A: Current-clamp trace showing the effect of caffeine (30 mM) on the membrane potential and conductance. Note that the application of caffeine produced a slow depolarization associated with an increase in conductance. B: The membrane potential responses to the injected ramp currents fitted with linear regression before application of caffeine (black arrow Fig. 6 A) and at the peak depolarization (blue arrow Fig 6A) in the IV plot. The reversal potential, E_rev, estimated after extrapolating the membrane potential responses was -12 mV.

Fig. 7

A: Representative current-clamp trace showing levamisole (1 μM) applications before and after AF2 treatment in the presence of 0.1 μM ryanodine. B: Bar graph depicting T₈₀ (min) in control and test applications. In the presence of 0.1 μM ryanodine, T₈₀ in control and test responses were not significantly different (p > 0.05, n = 4, paired t-test). AF2 did not significantly potentiate the levamisole secondary response in the presence of ryanodine, as indicated by T₈₀ measurements.

Fig. 8

A: Representative current-clamp trace showing levamisole (1 μM) application before and during ryanodine treatment (1 μM). B: Representative trace of spikes seen at higher time resolution during levamisole application before and in the presence of 1 μM ryanodine.

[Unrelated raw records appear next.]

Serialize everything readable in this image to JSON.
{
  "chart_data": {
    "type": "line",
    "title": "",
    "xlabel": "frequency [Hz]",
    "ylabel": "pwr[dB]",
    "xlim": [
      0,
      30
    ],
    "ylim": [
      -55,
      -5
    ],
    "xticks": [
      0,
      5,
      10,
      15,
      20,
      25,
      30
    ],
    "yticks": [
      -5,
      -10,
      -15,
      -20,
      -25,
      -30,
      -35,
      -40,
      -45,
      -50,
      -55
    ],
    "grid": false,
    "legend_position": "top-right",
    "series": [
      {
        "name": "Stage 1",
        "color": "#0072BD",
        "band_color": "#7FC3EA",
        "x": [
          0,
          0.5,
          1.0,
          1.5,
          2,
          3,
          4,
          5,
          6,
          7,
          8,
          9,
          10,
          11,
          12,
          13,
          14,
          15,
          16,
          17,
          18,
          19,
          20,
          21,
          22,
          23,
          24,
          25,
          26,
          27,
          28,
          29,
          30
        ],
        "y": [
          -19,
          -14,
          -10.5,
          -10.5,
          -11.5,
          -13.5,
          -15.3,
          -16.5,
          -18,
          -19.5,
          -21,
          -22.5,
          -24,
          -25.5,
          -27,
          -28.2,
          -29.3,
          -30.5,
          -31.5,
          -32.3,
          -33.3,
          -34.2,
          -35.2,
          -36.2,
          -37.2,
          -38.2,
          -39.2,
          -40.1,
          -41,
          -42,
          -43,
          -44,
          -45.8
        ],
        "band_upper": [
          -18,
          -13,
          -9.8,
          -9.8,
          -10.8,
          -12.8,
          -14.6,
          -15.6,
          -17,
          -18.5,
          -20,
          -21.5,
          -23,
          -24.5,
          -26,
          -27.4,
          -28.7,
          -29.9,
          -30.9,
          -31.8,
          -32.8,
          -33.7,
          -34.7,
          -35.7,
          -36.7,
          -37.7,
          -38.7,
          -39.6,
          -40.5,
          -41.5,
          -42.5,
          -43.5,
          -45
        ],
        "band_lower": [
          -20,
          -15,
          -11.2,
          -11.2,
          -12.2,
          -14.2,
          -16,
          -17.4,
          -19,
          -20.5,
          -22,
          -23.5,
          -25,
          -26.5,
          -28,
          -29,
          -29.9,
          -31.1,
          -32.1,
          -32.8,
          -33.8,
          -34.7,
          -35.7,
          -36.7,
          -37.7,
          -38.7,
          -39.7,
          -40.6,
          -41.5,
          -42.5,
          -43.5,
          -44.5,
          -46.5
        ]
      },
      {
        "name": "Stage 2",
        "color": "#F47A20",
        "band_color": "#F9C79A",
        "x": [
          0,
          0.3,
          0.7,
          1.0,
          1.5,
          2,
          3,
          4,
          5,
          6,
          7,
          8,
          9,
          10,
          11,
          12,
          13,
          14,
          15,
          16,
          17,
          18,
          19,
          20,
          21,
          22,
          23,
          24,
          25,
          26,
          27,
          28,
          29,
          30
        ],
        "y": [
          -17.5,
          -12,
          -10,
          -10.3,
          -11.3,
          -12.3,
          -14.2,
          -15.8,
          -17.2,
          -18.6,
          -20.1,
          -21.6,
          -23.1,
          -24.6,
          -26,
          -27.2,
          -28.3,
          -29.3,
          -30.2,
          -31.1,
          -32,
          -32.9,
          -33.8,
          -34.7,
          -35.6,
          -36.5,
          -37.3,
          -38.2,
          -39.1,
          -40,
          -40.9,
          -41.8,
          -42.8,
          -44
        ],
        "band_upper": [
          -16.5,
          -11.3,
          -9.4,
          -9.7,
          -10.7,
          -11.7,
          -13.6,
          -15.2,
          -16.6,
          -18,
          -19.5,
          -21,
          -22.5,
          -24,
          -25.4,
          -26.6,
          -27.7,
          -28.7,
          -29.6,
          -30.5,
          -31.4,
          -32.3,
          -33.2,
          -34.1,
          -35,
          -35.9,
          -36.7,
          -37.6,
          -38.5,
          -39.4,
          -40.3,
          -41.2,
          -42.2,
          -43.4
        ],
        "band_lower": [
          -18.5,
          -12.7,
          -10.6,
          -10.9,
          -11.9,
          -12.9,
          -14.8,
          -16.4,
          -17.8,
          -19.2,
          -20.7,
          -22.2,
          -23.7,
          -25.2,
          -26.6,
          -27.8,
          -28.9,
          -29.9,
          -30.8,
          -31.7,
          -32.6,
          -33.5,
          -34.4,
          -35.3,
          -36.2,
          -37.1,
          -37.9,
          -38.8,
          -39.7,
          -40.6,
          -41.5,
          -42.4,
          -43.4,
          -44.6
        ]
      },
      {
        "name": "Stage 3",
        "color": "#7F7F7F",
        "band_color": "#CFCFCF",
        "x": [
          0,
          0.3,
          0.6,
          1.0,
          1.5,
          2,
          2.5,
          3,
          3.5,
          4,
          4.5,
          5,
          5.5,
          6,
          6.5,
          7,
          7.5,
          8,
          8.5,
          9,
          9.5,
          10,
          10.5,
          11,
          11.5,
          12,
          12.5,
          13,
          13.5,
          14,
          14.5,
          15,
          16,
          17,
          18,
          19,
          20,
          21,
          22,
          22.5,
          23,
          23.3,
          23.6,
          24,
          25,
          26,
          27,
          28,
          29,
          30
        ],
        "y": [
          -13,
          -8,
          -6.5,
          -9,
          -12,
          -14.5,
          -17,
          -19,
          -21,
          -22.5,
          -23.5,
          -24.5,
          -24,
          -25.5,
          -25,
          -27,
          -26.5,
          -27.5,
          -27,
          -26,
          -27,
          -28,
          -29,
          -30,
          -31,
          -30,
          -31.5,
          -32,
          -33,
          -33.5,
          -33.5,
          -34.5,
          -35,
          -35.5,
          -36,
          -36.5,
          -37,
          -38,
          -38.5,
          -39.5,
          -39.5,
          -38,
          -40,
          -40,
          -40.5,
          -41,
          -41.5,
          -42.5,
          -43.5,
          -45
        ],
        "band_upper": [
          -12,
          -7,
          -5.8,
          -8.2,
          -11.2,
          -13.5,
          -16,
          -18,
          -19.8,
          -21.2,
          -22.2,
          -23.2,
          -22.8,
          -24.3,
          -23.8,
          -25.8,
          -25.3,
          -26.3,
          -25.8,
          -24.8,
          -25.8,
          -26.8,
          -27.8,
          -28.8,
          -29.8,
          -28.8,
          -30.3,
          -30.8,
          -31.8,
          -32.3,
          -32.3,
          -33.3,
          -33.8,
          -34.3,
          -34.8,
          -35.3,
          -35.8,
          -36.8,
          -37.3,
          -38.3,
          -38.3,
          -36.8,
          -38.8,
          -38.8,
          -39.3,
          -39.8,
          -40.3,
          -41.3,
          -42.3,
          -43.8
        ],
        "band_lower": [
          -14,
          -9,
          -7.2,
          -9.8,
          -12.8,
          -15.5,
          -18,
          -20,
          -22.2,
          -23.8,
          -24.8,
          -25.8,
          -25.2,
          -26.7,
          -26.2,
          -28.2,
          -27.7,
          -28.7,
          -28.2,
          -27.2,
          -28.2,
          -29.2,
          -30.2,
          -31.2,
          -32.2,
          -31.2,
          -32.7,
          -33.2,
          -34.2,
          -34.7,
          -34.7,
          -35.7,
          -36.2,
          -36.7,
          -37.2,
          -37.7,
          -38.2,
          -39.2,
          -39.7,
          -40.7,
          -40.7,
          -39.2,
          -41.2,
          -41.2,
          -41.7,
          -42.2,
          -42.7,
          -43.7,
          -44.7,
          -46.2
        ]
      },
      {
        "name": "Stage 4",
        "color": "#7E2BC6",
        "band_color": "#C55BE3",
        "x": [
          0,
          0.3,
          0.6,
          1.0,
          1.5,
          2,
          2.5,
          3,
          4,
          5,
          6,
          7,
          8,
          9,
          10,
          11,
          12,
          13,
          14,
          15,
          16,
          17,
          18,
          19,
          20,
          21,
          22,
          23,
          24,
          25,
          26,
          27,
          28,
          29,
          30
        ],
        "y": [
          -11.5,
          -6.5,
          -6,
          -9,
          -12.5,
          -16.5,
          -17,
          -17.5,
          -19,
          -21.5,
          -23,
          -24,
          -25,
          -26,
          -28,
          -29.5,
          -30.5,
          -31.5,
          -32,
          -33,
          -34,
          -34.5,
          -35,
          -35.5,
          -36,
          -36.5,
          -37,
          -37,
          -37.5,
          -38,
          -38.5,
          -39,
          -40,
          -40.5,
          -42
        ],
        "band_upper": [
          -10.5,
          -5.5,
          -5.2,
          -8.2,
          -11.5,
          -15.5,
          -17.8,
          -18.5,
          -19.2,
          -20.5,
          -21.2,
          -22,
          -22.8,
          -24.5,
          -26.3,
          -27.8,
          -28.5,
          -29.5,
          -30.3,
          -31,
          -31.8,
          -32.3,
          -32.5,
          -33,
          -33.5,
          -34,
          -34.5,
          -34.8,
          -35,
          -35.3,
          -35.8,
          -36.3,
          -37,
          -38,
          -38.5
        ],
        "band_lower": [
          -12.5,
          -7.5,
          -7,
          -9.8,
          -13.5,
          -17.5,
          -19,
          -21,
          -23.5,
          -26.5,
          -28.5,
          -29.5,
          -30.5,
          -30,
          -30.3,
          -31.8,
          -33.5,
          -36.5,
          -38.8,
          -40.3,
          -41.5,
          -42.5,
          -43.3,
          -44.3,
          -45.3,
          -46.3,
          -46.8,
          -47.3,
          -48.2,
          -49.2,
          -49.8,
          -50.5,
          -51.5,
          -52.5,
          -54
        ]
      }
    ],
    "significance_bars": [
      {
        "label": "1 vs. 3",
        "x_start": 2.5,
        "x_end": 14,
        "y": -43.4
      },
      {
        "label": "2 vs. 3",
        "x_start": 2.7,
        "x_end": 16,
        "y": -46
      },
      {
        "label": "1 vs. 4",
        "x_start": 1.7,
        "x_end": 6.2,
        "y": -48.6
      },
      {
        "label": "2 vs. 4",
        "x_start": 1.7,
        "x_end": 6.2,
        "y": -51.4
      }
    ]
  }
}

The recordings show an increase the spike amplitudes (left) and an increase in the gradient of the rising phase of the spikes (blue increased in red: right) in the presence of ryanodine. C: Bar graphs showing the mean ± S.E. spike frequency during the depolarizing phase of the response to levamisole before and in the presence of 0.1 μM ryanodine and in separate experiments 1 μM ryanodine. Treatment with 0.1 μM ryanodine significantly increased spiking from 0.8 ± 0.8 min^-1 to 6 ± 2.1 min^-1 (n = 4, p < 0.05, paired t-test). Treatment with 1 μM ryanodine significantly increased spiking from 7.2 ± 4.6 min^-1 to 28.9 ± 4.8 min^-1 (n = 6, p < 0.05, paired t-test). Spiking frequencies at 1 μM were also significantly greater than at 0.1 μM (p<0.01, unpaired t-test) demonstrating that the effect of ryanodine on spiking was concentration dependent.

Fig. 9

Proposed model and sites of action whereby AF2 modulates the responses to levamisole [1]. The primary depolarization follows levamisole binding to nAChRs and their opening to allow Ca⁺⁺ and Na⁺ to enter the cell. The levamisole secondary response is initiated by the primary depolarization and involves activation of voltage-gated calcium channels (VACCs), ryanodine receptors (RyRs) and calcium-activated anion channels. VACCs are activated by the primary depolarization and allow more calcium to enter the cell. Increased intracellular calcium triggers calcium induced calcium release (CICR) from the sarcoplasmic reticulum (SR) and are gated by the ryanodine channels (RyRs). The calcium-activated anion channels are also activated during the cytoplasmic rise in calcium concentration. The calcium induced calcium release can inhibit the voltage-activated calcium channels (VACCs) as a negative feedback (- ve). *: AF2 potentiates the levamisole secondary responses by increasing voltage-activated calcium entry through VACCs [19] and; * by sensitizing the RyRs to release more calcium from the sarcoplasmic reticulum in response to the calcium entry through the nAChRs and VACCs.